I have an XML structure that looks like this:
<root>
<index>
<item>item 1</item>
<item>item 2</item>
<!-- many more items -->
<index>
<data>
<row>
<!-- relates to item 1 -->
<cell>1</cell>
<cell>2</cell>
<!-- many more cells -->
</row>
<row>
<!-- relates to item 2 -->
<cell>3</cell>
<cell>4</cell>
<!-- many more cells -->
</row>
<!-- as many rows as there are items in the index -->
</data>
</root>
I’m trying to create a parser that outputs (to a database) a structure like this:
item 1 : [1, 2, ...]
item 2 : [3, 4, ...]
...
Normally, I’d use a sax parser, construct a HashMap, fill the keys when the parser passes the index element and afterwards add the cell data.
However, the document may contain a lot of data so I’m afraid I will run into memory issues.
My question is: how do I parse the file with as little memory usage as possible?

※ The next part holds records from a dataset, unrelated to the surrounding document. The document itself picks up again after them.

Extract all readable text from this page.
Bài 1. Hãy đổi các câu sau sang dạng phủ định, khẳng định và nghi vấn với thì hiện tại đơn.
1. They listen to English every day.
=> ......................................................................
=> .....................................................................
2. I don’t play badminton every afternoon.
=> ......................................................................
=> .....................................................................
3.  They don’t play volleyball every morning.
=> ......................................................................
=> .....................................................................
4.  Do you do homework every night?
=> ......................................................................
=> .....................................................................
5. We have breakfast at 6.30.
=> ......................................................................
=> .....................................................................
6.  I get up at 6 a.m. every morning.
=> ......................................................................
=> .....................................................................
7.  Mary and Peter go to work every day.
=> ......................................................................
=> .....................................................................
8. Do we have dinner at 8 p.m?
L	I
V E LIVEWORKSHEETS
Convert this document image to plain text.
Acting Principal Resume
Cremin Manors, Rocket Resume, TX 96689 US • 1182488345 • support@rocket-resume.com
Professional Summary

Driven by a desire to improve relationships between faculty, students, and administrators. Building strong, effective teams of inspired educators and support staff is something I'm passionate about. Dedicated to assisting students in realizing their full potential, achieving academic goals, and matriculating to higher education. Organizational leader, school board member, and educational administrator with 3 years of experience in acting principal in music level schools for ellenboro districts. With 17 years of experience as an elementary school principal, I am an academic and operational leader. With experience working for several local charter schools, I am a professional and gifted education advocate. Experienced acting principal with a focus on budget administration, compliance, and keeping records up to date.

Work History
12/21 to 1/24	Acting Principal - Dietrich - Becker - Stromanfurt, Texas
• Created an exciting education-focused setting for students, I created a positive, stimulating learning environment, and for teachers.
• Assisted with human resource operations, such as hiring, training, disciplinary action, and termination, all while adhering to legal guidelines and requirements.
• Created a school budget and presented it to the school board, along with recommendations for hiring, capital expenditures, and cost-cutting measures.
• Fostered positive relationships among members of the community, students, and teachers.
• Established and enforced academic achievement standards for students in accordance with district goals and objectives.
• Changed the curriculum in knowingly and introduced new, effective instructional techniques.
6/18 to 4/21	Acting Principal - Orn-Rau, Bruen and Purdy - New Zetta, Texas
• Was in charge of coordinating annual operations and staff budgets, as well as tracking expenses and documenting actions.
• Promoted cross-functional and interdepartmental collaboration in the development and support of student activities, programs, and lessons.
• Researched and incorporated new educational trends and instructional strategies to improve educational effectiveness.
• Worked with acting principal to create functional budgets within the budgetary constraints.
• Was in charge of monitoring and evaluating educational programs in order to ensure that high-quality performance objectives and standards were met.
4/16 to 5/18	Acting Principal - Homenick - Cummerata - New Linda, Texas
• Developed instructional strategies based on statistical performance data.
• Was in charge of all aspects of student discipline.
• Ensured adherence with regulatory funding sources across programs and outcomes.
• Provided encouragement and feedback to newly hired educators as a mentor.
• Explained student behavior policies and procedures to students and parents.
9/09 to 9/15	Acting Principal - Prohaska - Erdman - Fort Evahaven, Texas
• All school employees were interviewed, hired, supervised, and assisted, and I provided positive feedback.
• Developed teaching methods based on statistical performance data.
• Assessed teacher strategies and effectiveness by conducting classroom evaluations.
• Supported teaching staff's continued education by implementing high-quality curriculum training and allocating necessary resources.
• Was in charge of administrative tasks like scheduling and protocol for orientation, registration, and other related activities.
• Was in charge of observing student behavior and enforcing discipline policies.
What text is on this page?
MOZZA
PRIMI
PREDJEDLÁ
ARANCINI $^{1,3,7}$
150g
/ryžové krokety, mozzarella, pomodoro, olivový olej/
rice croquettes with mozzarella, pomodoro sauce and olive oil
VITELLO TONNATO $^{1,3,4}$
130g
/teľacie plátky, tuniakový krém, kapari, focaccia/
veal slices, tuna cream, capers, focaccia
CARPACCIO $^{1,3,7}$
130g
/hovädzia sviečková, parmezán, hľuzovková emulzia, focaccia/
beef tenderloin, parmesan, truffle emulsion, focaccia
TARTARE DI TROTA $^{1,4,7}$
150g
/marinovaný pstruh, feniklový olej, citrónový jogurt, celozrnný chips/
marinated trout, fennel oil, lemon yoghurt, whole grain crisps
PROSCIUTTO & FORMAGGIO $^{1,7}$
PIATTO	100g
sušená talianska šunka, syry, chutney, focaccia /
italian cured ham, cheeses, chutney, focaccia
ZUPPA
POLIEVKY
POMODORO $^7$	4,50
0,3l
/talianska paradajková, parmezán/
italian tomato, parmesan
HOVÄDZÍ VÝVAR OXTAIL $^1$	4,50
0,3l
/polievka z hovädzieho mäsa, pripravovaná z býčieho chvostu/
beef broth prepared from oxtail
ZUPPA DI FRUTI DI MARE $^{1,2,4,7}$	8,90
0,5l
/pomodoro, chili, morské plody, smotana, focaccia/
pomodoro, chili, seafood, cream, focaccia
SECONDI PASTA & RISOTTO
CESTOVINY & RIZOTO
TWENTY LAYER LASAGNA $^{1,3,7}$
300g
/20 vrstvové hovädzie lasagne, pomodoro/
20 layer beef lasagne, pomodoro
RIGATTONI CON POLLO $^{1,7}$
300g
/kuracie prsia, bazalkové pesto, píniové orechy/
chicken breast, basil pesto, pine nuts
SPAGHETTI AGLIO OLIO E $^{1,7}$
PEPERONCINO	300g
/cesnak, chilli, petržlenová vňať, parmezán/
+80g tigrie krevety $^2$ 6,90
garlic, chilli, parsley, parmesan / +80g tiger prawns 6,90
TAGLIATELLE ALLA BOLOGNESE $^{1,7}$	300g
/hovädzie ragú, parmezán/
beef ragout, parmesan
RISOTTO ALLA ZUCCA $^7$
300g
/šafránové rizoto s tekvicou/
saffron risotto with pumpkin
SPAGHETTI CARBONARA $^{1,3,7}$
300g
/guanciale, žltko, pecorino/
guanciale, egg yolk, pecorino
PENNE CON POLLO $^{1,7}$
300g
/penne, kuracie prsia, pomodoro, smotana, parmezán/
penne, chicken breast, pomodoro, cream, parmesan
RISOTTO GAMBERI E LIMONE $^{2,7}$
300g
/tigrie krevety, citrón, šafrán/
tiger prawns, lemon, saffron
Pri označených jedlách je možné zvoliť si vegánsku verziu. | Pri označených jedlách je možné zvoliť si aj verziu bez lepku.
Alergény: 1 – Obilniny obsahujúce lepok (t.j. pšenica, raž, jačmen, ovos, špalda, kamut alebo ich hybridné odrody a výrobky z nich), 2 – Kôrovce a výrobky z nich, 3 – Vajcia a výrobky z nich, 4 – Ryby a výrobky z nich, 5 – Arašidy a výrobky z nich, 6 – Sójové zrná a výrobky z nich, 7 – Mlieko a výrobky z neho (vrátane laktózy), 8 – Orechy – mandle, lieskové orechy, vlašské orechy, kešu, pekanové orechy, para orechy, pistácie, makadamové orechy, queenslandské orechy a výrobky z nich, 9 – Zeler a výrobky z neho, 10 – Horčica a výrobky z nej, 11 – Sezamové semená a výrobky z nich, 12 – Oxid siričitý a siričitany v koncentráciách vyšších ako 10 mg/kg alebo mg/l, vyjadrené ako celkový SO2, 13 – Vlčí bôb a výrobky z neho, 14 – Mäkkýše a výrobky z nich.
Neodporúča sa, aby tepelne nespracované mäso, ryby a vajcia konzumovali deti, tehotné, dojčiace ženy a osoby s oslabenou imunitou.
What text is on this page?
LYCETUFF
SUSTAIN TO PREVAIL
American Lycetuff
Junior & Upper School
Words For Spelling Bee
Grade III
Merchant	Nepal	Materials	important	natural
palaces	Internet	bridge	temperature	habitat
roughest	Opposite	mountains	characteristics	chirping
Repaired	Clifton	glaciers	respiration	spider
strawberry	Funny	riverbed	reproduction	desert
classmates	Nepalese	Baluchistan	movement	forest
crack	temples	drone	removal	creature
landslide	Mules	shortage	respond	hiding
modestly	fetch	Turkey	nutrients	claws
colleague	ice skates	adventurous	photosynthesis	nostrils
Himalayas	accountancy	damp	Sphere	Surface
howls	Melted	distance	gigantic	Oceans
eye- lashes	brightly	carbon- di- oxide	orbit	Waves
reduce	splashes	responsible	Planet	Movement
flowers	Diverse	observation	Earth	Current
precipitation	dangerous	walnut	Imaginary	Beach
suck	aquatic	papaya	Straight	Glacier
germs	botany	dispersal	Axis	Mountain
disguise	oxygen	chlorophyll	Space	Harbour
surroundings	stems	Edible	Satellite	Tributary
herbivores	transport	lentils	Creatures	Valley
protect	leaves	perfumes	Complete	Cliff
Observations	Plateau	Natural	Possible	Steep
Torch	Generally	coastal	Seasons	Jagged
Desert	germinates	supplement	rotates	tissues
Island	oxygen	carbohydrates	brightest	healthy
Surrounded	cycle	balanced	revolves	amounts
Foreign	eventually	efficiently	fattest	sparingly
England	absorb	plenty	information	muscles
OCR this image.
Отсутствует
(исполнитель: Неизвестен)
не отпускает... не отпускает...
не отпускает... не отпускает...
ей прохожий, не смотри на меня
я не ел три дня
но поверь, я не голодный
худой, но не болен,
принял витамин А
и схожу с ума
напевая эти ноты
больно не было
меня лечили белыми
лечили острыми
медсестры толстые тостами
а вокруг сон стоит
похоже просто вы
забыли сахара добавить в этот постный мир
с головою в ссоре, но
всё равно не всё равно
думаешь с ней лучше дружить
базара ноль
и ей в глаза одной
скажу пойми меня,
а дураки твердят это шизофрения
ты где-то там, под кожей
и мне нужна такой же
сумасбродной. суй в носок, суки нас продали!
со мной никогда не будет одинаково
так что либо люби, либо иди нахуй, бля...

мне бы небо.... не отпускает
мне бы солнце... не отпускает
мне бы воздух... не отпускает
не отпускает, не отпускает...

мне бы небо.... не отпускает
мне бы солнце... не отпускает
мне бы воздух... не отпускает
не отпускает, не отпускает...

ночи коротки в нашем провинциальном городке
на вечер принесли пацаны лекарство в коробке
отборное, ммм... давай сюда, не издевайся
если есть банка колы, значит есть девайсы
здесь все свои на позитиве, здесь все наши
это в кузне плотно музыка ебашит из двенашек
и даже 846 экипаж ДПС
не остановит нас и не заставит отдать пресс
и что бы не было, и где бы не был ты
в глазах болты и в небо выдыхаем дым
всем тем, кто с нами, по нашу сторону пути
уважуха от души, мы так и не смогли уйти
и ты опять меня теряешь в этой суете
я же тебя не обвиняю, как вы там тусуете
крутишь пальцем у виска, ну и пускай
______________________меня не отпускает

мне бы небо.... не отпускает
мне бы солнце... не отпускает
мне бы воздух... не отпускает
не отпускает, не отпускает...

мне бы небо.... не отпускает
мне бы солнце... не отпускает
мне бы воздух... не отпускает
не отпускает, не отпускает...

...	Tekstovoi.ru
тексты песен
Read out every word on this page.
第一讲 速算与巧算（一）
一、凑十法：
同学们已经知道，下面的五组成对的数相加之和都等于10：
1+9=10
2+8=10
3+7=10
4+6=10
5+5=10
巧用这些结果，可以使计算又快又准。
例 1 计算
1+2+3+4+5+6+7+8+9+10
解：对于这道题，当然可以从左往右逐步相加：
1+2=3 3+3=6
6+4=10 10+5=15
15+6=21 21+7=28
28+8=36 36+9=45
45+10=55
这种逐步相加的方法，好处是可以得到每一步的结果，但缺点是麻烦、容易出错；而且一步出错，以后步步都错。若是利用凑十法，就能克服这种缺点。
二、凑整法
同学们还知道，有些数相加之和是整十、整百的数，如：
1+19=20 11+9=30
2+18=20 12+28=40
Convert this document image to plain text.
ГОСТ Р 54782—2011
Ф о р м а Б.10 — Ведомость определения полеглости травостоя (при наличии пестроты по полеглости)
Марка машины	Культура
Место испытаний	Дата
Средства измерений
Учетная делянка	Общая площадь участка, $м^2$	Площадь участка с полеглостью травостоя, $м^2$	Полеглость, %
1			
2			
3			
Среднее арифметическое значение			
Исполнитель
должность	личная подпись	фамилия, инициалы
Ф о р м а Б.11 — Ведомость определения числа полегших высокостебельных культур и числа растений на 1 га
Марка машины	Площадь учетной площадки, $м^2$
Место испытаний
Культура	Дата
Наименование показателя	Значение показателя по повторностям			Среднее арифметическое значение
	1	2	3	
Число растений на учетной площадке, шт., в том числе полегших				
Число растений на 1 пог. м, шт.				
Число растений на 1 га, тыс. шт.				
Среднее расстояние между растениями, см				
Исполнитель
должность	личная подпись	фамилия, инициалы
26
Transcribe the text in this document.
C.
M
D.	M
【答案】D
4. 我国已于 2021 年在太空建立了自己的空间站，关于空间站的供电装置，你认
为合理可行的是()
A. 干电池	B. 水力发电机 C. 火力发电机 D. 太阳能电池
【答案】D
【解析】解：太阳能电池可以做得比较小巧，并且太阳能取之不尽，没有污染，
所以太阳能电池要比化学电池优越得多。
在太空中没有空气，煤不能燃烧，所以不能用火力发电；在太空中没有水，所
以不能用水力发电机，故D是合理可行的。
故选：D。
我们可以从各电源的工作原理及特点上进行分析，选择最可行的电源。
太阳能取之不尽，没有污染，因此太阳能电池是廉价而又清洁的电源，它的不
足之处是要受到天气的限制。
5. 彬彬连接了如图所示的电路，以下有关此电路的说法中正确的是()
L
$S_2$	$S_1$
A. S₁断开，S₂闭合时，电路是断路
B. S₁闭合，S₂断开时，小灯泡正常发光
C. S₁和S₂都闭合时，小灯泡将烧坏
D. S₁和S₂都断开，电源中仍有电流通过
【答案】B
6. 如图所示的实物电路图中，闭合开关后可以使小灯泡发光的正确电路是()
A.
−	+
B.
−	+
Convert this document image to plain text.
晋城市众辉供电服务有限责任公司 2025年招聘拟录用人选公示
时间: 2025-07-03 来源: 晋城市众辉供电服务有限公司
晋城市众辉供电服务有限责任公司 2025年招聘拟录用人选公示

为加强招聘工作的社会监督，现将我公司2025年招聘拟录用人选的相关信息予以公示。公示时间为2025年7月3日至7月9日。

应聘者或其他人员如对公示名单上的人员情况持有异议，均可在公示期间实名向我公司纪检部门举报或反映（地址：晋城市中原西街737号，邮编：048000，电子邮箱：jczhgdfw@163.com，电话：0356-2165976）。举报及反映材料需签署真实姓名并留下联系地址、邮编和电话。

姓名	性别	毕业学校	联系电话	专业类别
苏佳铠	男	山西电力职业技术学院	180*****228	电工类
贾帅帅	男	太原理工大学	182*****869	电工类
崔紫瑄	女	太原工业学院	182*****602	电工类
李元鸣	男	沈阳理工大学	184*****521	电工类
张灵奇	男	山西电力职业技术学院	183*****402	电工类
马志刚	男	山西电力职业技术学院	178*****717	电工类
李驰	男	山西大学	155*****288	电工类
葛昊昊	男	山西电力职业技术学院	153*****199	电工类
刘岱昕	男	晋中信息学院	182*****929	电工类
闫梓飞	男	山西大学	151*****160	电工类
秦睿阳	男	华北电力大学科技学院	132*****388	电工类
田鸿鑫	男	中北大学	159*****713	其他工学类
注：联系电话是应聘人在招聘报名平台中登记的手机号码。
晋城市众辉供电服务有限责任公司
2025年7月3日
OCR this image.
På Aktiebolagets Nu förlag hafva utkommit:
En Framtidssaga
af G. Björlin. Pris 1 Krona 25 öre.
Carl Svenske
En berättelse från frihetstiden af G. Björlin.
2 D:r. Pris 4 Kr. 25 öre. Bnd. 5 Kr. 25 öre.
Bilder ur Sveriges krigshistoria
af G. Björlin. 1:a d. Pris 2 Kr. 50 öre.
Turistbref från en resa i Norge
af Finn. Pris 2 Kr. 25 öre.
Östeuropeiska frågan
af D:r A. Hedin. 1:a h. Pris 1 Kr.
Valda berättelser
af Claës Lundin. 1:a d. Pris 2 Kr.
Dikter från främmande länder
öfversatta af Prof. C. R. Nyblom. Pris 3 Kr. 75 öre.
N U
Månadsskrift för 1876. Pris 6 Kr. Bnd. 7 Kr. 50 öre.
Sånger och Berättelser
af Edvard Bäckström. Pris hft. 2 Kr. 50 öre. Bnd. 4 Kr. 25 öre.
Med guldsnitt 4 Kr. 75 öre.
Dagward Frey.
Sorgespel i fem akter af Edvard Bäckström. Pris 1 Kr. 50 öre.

One thing I thought about was to construct two SAX parsers, one that runs over the index and another that parses the data. The problem is I have no idea how I can suspend one parser, start the other, suspend the other, restart the first one and so on.
Is this possible or are there better ways to deal with this?
BTW: sadly, I have absolutely no control over the format of the XML.
The SAX parser isn’t going to need to keep a lot in memory other than the hash map. I would SAX parse the index element to generate
List<Item>and then for each item element I can remove the item from the list (assert that it is in there, remove it) and then add toMap<Item,List<Cell>>.The memory that you are going to be needing is the total number of items and an entry for each cell. I don’t think you need to maintain much more context than that when parsing using SAX.